Monday, December 21, 2009

Pretenders - how dangerous are they?

Following the last week story about a "big Rabbi" who was nothing but a big pretender (if your followed last week's news you know who I am referring to) I decided to post my thoughts on pretenders and how to uncover them.

Rule number one: Someone who shouts the loudest or acts above the norm is usually compensating for his flaws. His or her actions are nothing but a cover up. This so called Rabbi acted in the name of religion and went beyond Halacha to cover up for his dark secrets. Same goes for a divorced parent - in this case, everything in the name of childern's best interests.

In last week's Binah (we were featured) someone, signed R.C.B, commented on the article. "It's a bizayon that a frum magazine can publish such a narrow minded article". "We women have hearts and we negotiate with heart and raise our kids with love and security". Dear R.C.B, why didn't you sign your real name? What is it that you are covering up for?

Yes, you are right, there are women and men who put the children first and don't let the divorce to affect the children's relationship with each parent (I personally know a few). The article didn't say there aren't any. It merely pointed out that unfortunately more and more women are using their children as pawns in their divorce game to gain an advantage, usually monetary.

What could be possibly wrong with telling this story? Nothing, unless you are a pretender, who has to cover up for being a lousy mother and a coward hiding behind your children.

Let's see how it works.

THE TRUTH - "I don't have the guts to confront my ex. Talking to him or even sending him an e-mail freaks me out."

THE COVER UP - "I encourage my children to have an open relationship with their father so I don't have to interfere with them scheduling the visitation or any other related issues."

THE SAD RESULT - When the pretender has a scheduling conflict she sends the poor child to to tell the father. "Mommy had scheduled an appointment right on visitation day.
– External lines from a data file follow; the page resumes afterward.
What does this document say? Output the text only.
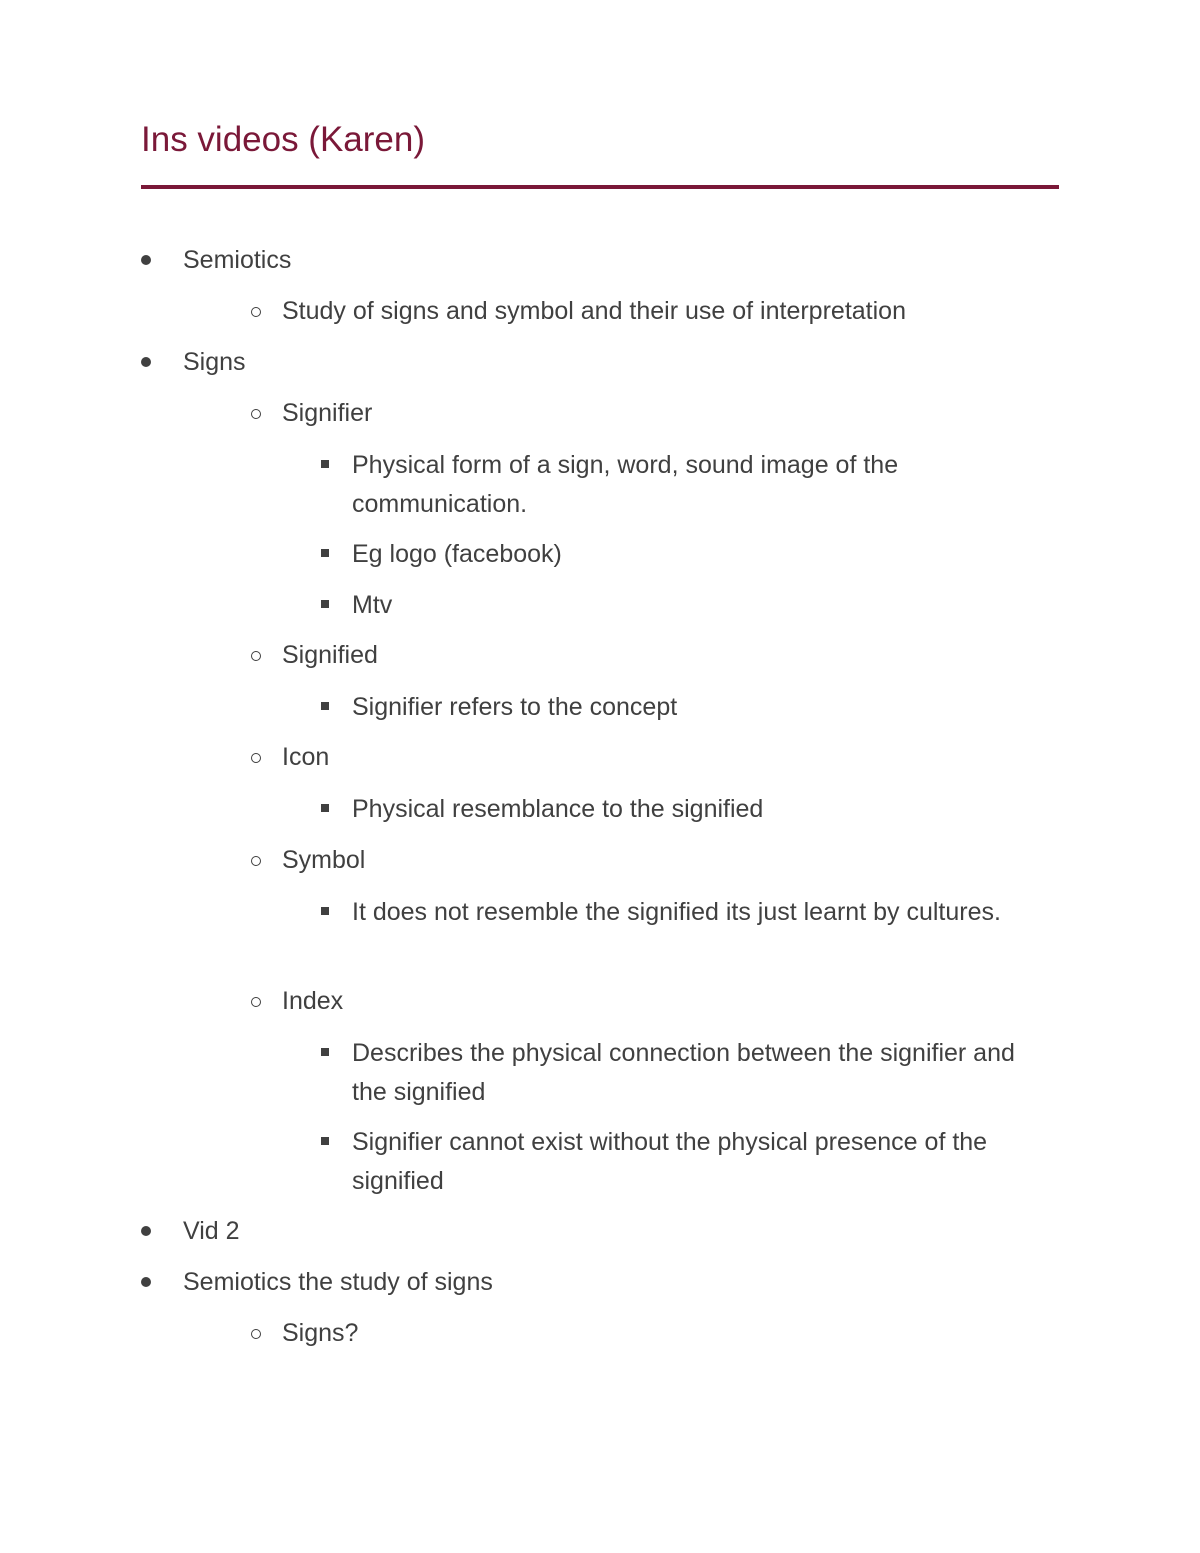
Ins videos (Karen)
Semiotics
Study of signs and symbol and their use of interpretation
Signs
Signifier
Physical form of a sign, word, sound image of the communication.
Eg logo (facebook)
Mtv
Signified
Signifier refers to the concept
Icon
Physical resemblance to the signified
Symbol
It does not resemble the signified its just learnt by cultures.
Index
Describes the physical connection between the signifier and the signified
Signifier cannot exist without the physical presence of the signified
Vid 2
Semiotics the study of signs
Signs?
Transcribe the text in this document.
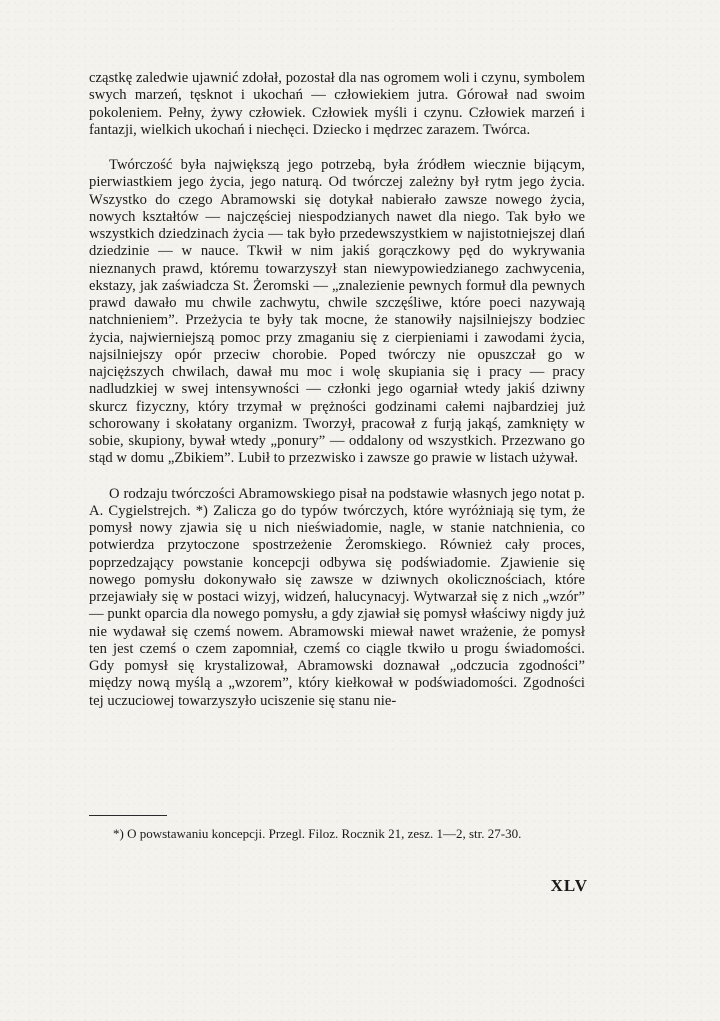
cząstkę zaledwie ujawnić zdołał, pozostał dla nas ogromem woli i czynu, symbolem swych marzeń, tęsknot i ukochań — człowiekiem jutra. Górował nad swoim pokoleniem. Pełny, żywy człowiek. Człowiek myśli i czynu. Człowiek marzeń i fantazji, wielkich ukochań i niechęci. Dziecko i mędrzec zarazem. Twórca.

Twórczość była największą jego potrzebą, była źródłem wiecznie bijącym, pierwiastkiem jego życia, jego naturą. Od twórczej zależny był rytm jego życia. Wszystko do czego Abramowski się dotykał nabierało zawsze nowego życia, nowych kształtów — najczęściej niespodzianych nawet dla niego. Tak było we wszystkich dziedzinach życia — tak było przedewszystkiem w najistotniejszej dlań dziedzinie — w nauce. Tkwił w nim jakiś gorączkowy pęd do wykrywania nieznanych prawd, któremu towarzyszył stan niewypowiedzianego zachwycenia, ekstazy, jak zaświadcza St. Żeromski — „znalezienie pewnych formuł dla pewnych prawd dawało mu chwile zachwytu, chwile szczęśliwe, które poeci nazywają natchnieniem”. Przeżycia te były tak mocne, że stanowiły najsilniejszy bodziec życia, najwierniejszą pomoc przy zmaganiu się z cierpieniami i zawodami życia, najsilniejszy opór przeciw chorobie. Poped twórczy nie opuszczał go w najcięższych chwilach, dawał mu moc i wolę skupiania się i pracy — pracy nadludzkiej w swej intensywności — członki jego ogarniał wtedy jakiś dziwny skurcz fizyczny, który trzymał w prężności godzinami całemi najbardziej już schorowany i skołatany organizm. Tworzył, pracował z furją jakąś, zamknięty w sobie, skupiony, bywał wtedy „ponury” — oddalony od wszystkich. Przezwano go stąd w domu „Zbikiem”. Lubił to przezwisko i zawsze go prawie w listach używał.

O rodzaju twórczości Abramowskiego pisał na podstawie własnych jego notat p. A. Cygielstrejch. *) Zalicza go do typów twórczych, które wyróżniają się tym, że pomysł nowy zjawia się u nich nieświadomie, nagle, w stanie natchnienia, co potwierdza przytoczone spostrzeżenie Żeromskiego. Również cały proces, poprzedzający powstanie koncepcji odbywa się podświadomie. Zjawienie się nowego pomysłu dokonywało się zawsze w dziwnych okolicznościach, które przejawiały się w postaci wizyj, widzeń, halucynacyj. Wytwarzał się z nich „wzór” — punkt oparcia dla nowego pomysłu, a gdy zjawiał się pomysł właściwy nigdy już nie wydawał się czemś nowem. Abramowski miewał nawet wrażenie, że pomysł ten jest czemś o czem zapomniał, czemś co ciągle tkwiło u progu świadomości. Gdy pomysł się krystalizował, Abramowski doznawał „odczucia zgodności” między nową myślą a „wzorem”, który kiełkował w podświadomości. Zgodności tej uczuciowej towarzyszyło uciszenie się stanu nie-

*) O powstawaniu koncepcji. Przegl. Filoz. Rocznik 21, zesz. 1—2, str. 27-30.
XLV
I am sorry, Daddy. It is not Mommy's fault it is my fault, Daddy. I forgot to tell you. I'm so sorry". The kid is on the edge, being forced to make a choice that he shouldn't have to make - between Mommy's demands and his cherished time with Daddy.

Why would she put the poor youngster smack on the firing line instead of taking the heat herself for her screw up? She is the loving mother, isn't she?

Another example:

THE TRUTH - "I don't have the time or the money to deal with torn shoes, dirty clothing, teaching my children the value of good clothing. I am too busy with catching up with my own life. And frankly I dress no better myself."

THE COVER UP - "He is a young adult and I allow him to make his own choices about how to take care of his clothing and what to wear."

THE SAD RESULT - The kid's only suit suffered fatal damage but Mommy didn't bother to tell the father. Why would she have to face up to the fact that she failed to supervise the child taking his best suit to play outside? Instead, she sends the her pawn (A.K.A. the poor child) to fix the problem. "Daddy, I think the suit you bought me has a hole. I sat on something sharp and tore the pants. Do you think it can be fixed? I am really sorry, it is my fault - I wasn't careful."

She cares about the child's feelings, doesn't she? Was it to much of a burden to bring the bad news herself? Am I asking to much, for her to go above and beyond and offer some help to fix the situation?

TO THE OBSERVER:

If you hear a story about a divorced woman who proudly raises her kids with no support from their father, who encourages them to make their own choices, who struggles to get them the best education, the best home, the best everything, a woman who is a real true martyr - look for cover up. Chances are she uses the situation to advance her interests, and chances are she does the bare minimum when it comes to the children's relationship with their father. This is how she covers up for the fact that her children are nothing but human shields in her "holy" war against her ex.

Beware the Pretender.

A real mother would shield her children from being in the middle. She would take the heat of wrong choices or harming decisions. She would always go ahead and deliver the message or bad news because she believes in honesty. She would never ask the child to make a choice of which parent they have to satisfy today and who's parent interests they have to protect tomorrow.

TO THE PRETENDER:

Beware, all pretenders are uncovered sooner or later. It's about time to start reflecting upon your actions and stop hiding behind your children. Try and have some courage. Be honest, it pays off in the end.